If you request, the credit bureaus must send notices of any correction to anyone who received your report in the past six months. You can have a corrected copy of your report sent to anyone who received a copy during the past two years for employment purposes. If a reinvestigation does not resolve your dispute, ask the credit bureaus to include your statement of the dispute in your file and in future reports.

In addition to writing to the credit bureaus, you should tell the creditor or other information provider in writing that you dispute an item. Be sure to include copies (not originals) of documents that support your position. Many providers specify an address for disputes. If the provider continues to report the disputed item to any credit bureaus after receiving your notice, it must include a notice that you dispute the item. If you are correct-that is, if the information is not accurate-the information provider may not report it again.

Negative reports on your credit can be fixed over time

When negative information in your report is accurate, only the passage of time can assure its removal. Accurate negative information generally can stay on your report for seven years. There are certain exceptions:

  • Bankruptcy information may be reported for 10 years.
  • Credit information reported in response to an application for a job with a salary of more than $75,000 has no time limit.
  • Information about criminal convictions has no time limit.
  • Credit information reported because of an application for more than $150,000 worth of credit or life insurance has no time limit.
  • Default information concerning U.S. Government insured or guaranteed student loans can be reported for seven years after certain guarantor actions.
  • Information about a lawsuit or an unpaid judgment against you can be reported for seven years or until the statute of limitations runs out, whichever is longer.
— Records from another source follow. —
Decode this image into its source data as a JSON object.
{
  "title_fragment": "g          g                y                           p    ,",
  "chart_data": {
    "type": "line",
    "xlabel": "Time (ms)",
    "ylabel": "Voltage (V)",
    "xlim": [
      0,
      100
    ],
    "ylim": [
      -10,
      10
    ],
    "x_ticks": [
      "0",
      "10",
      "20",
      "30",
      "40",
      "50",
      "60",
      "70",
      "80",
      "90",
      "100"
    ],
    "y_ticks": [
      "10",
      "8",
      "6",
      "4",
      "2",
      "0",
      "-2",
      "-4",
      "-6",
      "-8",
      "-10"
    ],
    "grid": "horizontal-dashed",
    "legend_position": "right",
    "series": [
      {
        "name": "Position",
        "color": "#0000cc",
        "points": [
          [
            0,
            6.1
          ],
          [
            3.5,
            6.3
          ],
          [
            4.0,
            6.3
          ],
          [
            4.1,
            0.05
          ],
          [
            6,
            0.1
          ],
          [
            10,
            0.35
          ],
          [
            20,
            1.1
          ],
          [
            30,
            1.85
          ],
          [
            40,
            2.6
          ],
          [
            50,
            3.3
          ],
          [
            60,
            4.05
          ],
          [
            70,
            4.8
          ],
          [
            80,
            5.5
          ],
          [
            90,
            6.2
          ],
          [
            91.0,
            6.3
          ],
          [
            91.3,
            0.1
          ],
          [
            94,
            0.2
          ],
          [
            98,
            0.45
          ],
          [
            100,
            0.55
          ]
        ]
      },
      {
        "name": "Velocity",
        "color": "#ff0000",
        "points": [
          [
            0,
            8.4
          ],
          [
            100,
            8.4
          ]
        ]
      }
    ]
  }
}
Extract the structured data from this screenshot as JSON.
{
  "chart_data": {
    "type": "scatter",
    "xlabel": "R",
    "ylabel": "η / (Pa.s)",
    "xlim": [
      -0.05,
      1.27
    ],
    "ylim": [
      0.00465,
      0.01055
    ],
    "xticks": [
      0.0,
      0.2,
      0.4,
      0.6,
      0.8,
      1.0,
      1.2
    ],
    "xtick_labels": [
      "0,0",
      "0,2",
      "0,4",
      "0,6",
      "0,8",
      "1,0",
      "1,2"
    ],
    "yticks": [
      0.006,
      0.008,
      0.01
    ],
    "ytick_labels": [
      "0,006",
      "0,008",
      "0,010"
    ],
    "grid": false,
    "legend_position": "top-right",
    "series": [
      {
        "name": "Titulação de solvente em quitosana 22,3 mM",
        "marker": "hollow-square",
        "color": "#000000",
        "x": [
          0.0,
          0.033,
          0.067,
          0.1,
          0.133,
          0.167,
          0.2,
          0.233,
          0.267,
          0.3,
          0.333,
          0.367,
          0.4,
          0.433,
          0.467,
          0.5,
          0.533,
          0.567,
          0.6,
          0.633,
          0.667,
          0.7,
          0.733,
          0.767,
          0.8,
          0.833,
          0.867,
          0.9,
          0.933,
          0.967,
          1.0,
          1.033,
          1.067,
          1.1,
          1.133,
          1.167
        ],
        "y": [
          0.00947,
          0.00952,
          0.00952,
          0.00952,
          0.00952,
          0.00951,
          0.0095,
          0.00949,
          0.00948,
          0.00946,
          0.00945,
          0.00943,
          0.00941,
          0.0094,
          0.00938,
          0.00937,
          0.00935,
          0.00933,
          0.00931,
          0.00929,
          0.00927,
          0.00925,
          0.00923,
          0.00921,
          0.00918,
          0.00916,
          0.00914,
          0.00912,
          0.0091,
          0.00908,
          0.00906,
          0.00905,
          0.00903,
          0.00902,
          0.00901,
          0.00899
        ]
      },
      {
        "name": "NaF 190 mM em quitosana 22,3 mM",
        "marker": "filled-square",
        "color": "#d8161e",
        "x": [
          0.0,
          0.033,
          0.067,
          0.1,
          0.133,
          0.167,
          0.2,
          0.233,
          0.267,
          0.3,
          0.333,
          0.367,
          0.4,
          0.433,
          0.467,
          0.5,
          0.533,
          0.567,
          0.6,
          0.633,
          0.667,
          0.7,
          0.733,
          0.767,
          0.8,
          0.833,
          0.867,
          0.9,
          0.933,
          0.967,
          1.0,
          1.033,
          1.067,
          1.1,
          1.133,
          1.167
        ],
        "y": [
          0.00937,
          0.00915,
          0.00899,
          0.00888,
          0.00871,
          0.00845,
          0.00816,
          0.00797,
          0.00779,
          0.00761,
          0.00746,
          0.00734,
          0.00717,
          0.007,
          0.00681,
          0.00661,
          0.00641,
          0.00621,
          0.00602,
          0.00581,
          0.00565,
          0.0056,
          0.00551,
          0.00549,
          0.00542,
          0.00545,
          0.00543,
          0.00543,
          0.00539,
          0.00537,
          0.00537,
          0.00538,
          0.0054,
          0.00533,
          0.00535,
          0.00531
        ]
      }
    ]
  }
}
Seven-year reporting period

There is a standard method for calculating the seven-year reporting period. Generally, the period runs from the date that the event took place.

With regard to any delinquent account placed for collection-internally or by referral to a third-party debt collector, whichever is earlier-charged to profit and loss, or subjected to any similar action, the seven-year period is calculated from the date of the delinquency that occurred immediately before the collection activity, charge to profit and loss, or similar action. For example, assume that your payments on a loan were late in January, but that you caught up in February. You were late again in May, but caught up in July. You were again late in September, but did not catch up before the account was turned over to a collection agency in December. You made no more payments on the account, and it is charged to profit and loss in July of the following year.

Under the FCRA, the January and May late payments each can be reported for seven years. The collection activity and the charge to profit and loss can be reported for seven years from the date of the September payment, which was the delinquency that occurred immediately before those activities.